Cosponsored by the Department of English.
Bill Brown is the Karla Scherer Distinguished Service Professor in American Culture at the University of Chicago. In the past, his research focused on popular literary genres (e.g. science fiction, the Western), on recreational forms (baseball, kung fu), and on the ways that mass-cultural phenomena (from roller coasters to Kodak cameras) impress themselves on the literary imagination. His work is predicated on the belief that the actor literary analysis can become a "historiographical operation" all its own.
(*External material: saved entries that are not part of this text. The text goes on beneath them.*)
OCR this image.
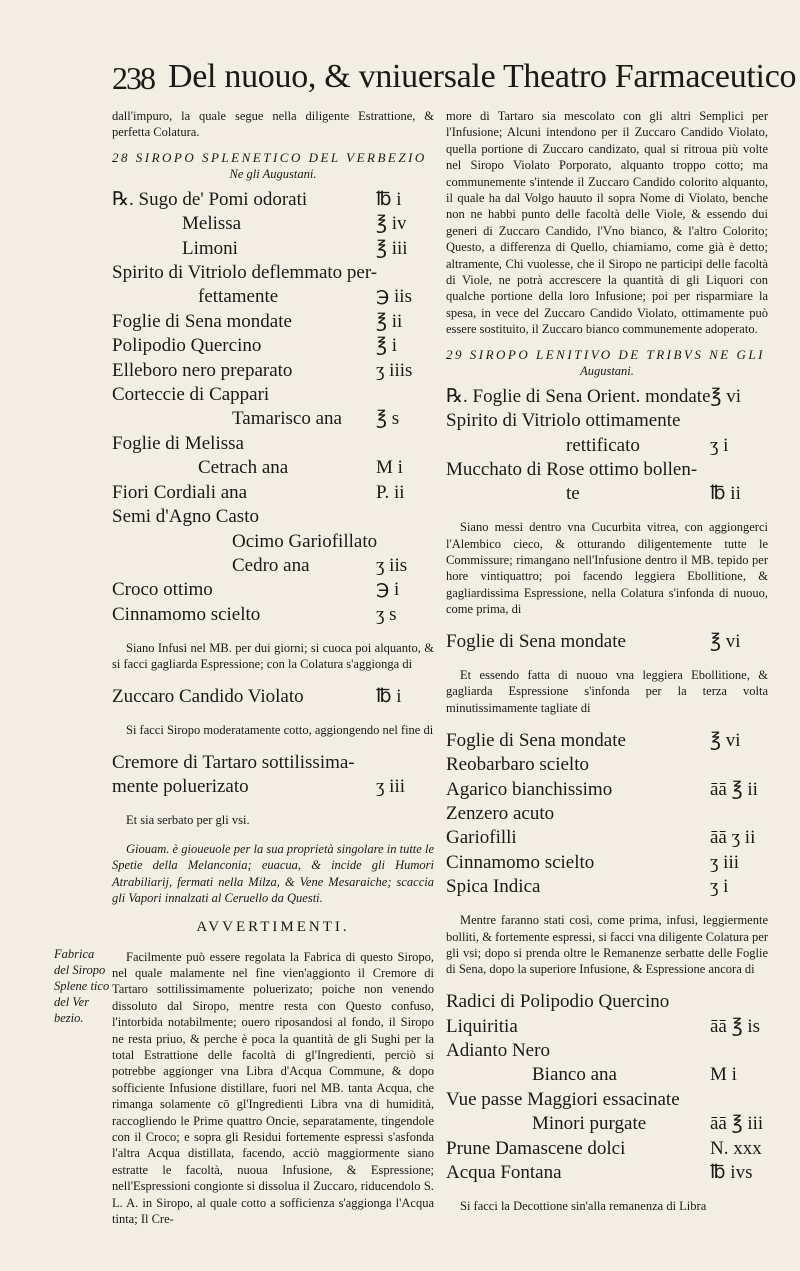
238 Del nuouo, & vniuersale Theatro Farmaceutico
Fabrica del Siropo Splene tico del Ver bezio.

dall'impuro, la quale segue nella diligente Estrattione, & perfetta Colatura.

28 SIROPO SPLENETICO DEL VERBEZIO
Ne gli Augustani.
℞. Sugo de' Pomi odorati	℔ i
Melissa	℥ iv
Limoni	℥ iii
Spirito di Vitriolo deflemmato per-
fettamente	℈ iis
Foglie di Sena mondate	℥ ii
Polipodio Quercino	℥ i
Elleboro nero preparato	ʒ iiis
Corteccie di Cappari
Tamarisco ana	℥ s
Foglie di Melissa
Cetrach ana	M i
Fiori Cordiali ana	P. ii
Semi d'Agno Casto
Ocimo Gariofillato
Cedro ana	ʒ iis
Croco ottimo	℈ i
Cinnamomo scielto	ʒ s

Siano Infusi nel MB. per dui giorni; si cuoca poi alquanto, & si facci gagliarda Espressione; con la Colatura s'aggionga di

Zuccaro Candido Violato	℔ i

Si facci Siropo moderatamente cotto, aggiongendo nel fine di

Cremore di Tartaro sottilissima-
mente poluerizato	ʒ iii

Et sia serbato per gli vsi.

Giouam. è gioueuole per la sua proprietà singolare in tutte le Spetie della Melanconia; euacua, & incide gli Humori Atrabiliarij, fermati nella Milza, & Vene Mesaraiche; scaccia gli Vapori innalzati al Ceruello da Questi.

AVVERTIMENTI.

Facilmente può essere regolata la Fabrica di questo Siropo, nel quale malamente nel fine vien'aggionto il Cremore di Tartaro sottilissimamente poluerizato; poiche non venendo dissoluto dal Siropo, mentre resta con Questo confuso, l'intorbida notabilmente; ouero riposandosi al fondo, il Siropo ne resta priuo, & perche è poca la quantità de gli Sughi per la total Estrattione delle facoltà di gl'Ingredienti, perciò si potrebbe aggionger vna Libra d'Acqua Commune, & dopo sofficiente Infusione distillare, fuori nel MB. tanta Acqua, che rimanga solamente cō gl'Ingredienti Libra vna di humidità, raccogliendo le Prime quattro Oncie, separatamente, tingendole con il Croco; e sopra gli Residui fortemente espressi s'asfonda l'altra Acqua distillata, facendo, acciò maggiormente siano estratte le facoltà, nuoua Infusione, & Espressione; nell'Espressioni congionte si dissolua il Zuccaro, riducendolo S. L. A. in Siropo, al quale cotto a sofficienza s'aggionga l'Acqua tinta; Il Cre-

more di Tartaro sia mescolato con gli altri Semplici per l'Infusione; Alcuni intendono per il Zuccaro Candido Violato, quella portione di Zuccaro candizato, qual si ritroua più volte nel Siropo Violato Porporato, alquanto troppo cotto; ma communemente s'intende il Zuccaro Candido colorito alquanto, il quale ha dal Volgo hauuto il sopra Nome di Violato, benche non ne habbi punto delle facoltà delle Viole, & essendo dui generi di Zuccaro Candido, l'Vno bianco, & l'altro Colorito; Questo, a differenza di Quello, chiamiamo, come già è detto; altramente, Chi vuolesse, che il Siropo ne participi delle facoltà di Viole, ne potrà accrescere la quantità di gli Liquori con qualche portione della loro Infusione; poi per risparmiare la spesa, in vece del Zuccaro Candido Violato, ottimamente può essere sostituito, il Zuccaro bianco communemente adoperato.

29 SIROPO LENITIVO DE TRIBVS NE GLI
Augustani.
℞. Foglie di Sena Orient. mondate ℥ vi
Spirito di Vitriolo ottimamente
rettificato	ʒ i
Mucchato di Rose ottimo bollen-
te	℔ ii

Siano messi dentro vna Cucurbita vitrea, con aggiongerci l'Alembico cieco, & otturando diligentemente tutte le Commissure; rimangano nell'Infusione dentro il MB. tepido per hore vintiquattro; poi facendo leggiera Ebollitione, & gagliardissima Espressione, nella Colatura s'infonda di nuouo, come prima, di

Foglie di Sena mondate	℥ vi

Et essendo fatta di nuouo vna leggiera Ebollitione, & gagliarda Espressione s'infonda per la terza volta minutissimamente tagliate di

Foglie di Sena mondate	℥ vi
Reobarbaro scielto
Agarico bianchissimo	āā ℥ ii
Zenzero acuto
Gariofilli	āā ʒ ii
Cinnamomo scielto	ʒ iii
Spica Indica	ʒ i

Mentre faranno stati così, come prima, infusi, leggiermente bolliti, & fortemente espressi, si facci vna diligente Colatura per gli vsi; dopo si prenda oltre le Remanenze serbatte delle Foglie di Sena, dopo la superiore Infusione, & Espressione ancora di

Radici di Polipodio Quercino
Liquiritia	āā ℥ is
Adianto Nero
Bianco ana	M i
Vue passe Maggiori essacinate
Minori purgate	āā ℥ iii
Prune Damascene dolci	N. xxx
Acqua Fontana	℔ ivs

Si facci la Decottione sin'alla remanenza di Libra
Recently, he became interested in the intersection of literary, visual, and material cultures, with an emphasis on "object relations in an expanded field." His observes how inanimate objects enable human subjects to form and transform themselves, and one another. In his piece, "Thing Theory," he points out how things and thingness might become new objects of critical analysis. In Other Things—focusing such analysis through‘The Matter of Modernism,’ ‘Unhuman History,’ and ‘Kitsch Kulchur’—he engages a very wide range of work: Bergson, Bachelard,Arendt, Latour; Homer, Virginia Woolf, Philip K.Dick, Shawn Wong; Man Ray, Spike Lee, Dan Flavin, Brian Jungen. Dislodging the object-thing distinction from fundamental ontology (Heidegger) and from psychoanalysis (Lacan), he uses it as a tool for apprehending the unanticipated force of an object, however banal that object may be. This is a new materialism within which the thingness of an object cannot be abstracted from the field of culture. Currently, he is working on a project called “Re-Assemblage,”which asks how assemblage practices (across the literary, visual, and plastic arts) might contribute to assemblage theory in the social sciences.